Three Inexpensive Ways to Avoid Probate in Texas
Many Texans seek to avoid the probate process to save time and money. While in many cases probate cannot be avoided, there are ways to transfer assets outside of probate. The following are three approaches that can be taken in Texas.
Transfer on Death Deed (TODD)
TODD isn’t just some guy who works in an office. A Transfer on Death Deed (TODD) is an inexpensive means of transferring title in real property outside of probate upon death. For example, a mother owns a house and wants to give that house to her son upon her death. In this simplified scenario, a Transfer on Death Deed would allow the mother to transfer title in the house to her son upon her death outside of probate and the courts. Although a TODD will not work in all situations, it can be a useful legal tool for those who meet the requirements of a Transfer on Death Deed.

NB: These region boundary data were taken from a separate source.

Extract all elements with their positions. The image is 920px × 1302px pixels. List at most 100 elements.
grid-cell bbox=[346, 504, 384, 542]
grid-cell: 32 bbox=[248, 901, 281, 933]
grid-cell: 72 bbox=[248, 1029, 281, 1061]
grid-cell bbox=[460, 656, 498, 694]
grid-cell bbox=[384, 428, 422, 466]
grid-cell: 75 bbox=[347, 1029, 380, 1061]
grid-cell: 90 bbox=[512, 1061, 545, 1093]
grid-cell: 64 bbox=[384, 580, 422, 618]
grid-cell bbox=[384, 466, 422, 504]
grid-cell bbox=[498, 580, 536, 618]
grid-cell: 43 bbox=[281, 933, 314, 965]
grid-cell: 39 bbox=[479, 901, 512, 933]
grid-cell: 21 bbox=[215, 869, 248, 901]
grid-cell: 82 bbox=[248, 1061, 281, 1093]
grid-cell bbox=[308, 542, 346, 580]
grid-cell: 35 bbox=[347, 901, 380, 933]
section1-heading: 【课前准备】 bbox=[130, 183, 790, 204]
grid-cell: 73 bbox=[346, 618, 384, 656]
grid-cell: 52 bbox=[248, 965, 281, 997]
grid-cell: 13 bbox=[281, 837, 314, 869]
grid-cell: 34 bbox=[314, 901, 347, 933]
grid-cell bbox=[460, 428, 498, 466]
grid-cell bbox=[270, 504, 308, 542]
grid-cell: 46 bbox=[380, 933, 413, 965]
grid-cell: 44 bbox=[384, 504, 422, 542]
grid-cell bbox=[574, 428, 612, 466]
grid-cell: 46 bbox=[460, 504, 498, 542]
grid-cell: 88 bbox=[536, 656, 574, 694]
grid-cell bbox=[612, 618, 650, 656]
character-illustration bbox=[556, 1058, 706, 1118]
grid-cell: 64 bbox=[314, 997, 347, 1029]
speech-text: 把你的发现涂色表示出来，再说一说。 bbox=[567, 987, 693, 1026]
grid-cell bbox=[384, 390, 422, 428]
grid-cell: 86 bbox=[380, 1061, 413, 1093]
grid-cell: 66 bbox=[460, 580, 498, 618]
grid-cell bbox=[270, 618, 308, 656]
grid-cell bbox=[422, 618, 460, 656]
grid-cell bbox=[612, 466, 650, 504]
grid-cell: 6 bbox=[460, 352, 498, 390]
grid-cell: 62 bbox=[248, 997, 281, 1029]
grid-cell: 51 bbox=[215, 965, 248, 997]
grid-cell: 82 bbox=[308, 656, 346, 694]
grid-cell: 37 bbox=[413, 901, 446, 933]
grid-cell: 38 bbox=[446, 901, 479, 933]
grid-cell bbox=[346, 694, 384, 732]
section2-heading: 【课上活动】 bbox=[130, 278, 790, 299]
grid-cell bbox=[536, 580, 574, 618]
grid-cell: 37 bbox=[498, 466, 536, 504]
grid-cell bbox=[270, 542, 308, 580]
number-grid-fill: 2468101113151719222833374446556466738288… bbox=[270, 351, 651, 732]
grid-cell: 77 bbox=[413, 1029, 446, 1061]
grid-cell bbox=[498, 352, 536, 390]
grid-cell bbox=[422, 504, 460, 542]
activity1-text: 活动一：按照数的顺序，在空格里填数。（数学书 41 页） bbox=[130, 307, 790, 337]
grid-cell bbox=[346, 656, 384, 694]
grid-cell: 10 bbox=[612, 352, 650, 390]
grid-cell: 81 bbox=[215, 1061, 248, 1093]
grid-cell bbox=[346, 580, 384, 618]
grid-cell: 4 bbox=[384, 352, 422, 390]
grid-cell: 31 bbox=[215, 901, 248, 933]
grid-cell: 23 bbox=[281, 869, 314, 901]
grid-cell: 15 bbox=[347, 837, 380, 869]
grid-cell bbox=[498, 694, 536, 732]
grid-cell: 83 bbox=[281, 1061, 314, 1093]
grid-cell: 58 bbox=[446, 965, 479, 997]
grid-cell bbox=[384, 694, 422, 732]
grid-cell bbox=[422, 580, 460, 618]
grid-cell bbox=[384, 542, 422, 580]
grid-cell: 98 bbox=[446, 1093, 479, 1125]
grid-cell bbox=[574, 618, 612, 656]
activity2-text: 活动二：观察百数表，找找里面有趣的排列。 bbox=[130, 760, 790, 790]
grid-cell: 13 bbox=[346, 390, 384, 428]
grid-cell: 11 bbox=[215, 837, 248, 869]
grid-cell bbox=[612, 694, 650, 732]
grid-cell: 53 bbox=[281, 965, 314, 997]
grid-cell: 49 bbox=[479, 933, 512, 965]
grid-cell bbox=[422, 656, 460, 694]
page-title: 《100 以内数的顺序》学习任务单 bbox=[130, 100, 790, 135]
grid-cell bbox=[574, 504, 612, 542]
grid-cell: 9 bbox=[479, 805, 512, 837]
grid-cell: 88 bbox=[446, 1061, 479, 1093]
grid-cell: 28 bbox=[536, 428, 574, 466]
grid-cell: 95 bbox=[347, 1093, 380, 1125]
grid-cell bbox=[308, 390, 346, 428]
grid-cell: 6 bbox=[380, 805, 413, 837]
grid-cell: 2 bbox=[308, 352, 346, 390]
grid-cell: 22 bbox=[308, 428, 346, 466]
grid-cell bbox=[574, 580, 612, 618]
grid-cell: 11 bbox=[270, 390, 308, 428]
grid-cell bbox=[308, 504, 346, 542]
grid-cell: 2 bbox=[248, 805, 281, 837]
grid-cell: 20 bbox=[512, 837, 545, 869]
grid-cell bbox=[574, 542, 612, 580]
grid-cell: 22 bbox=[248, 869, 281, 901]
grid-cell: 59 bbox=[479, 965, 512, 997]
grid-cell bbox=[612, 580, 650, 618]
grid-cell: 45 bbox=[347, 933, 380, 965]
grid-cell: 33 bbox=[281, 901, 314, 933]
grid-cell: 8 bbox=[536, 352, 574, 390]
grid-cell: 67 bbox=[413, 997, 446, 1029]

Obtaining life insurance can be a simple and economical means of providing loved ones with funds after a death without having to go through probate. Strictly speaking, life insurance is a contract between an insurance policy holder and an insurer, where the insurer promises to pay a designated beneficiary a sum of money in exchange for a premium, upon the death of an insured person. A Life insurance can be obtained through your local financial institution or your local insurance agency.
Joint Bank Accounts
Many banks, credit unions, and other financial institutions allow customers to designate a beneficiary on their account. In Texas, “Joint Tenants with Pay on Death Designation” on a bank accounts allows the assets in that account to transfer to the designated beneficiary upon the death of an account holder. When the account holder dies, the designated beneficiary becomes the account holder; a transfer that occurs outside of the probate process. Rules and policies regarding the “Joint Tenants with Pay on Death Designation” will vary from bank to bank. Please consult your local financial institution for more information.
The legal blogs, articles, and other posts should not be used as a substitute for competent legal advice from a licensed professional attorney in your state or jurisdiction. You should not act upon this information without seeking advice from a lawyer licensed in your own state or jurisdiction.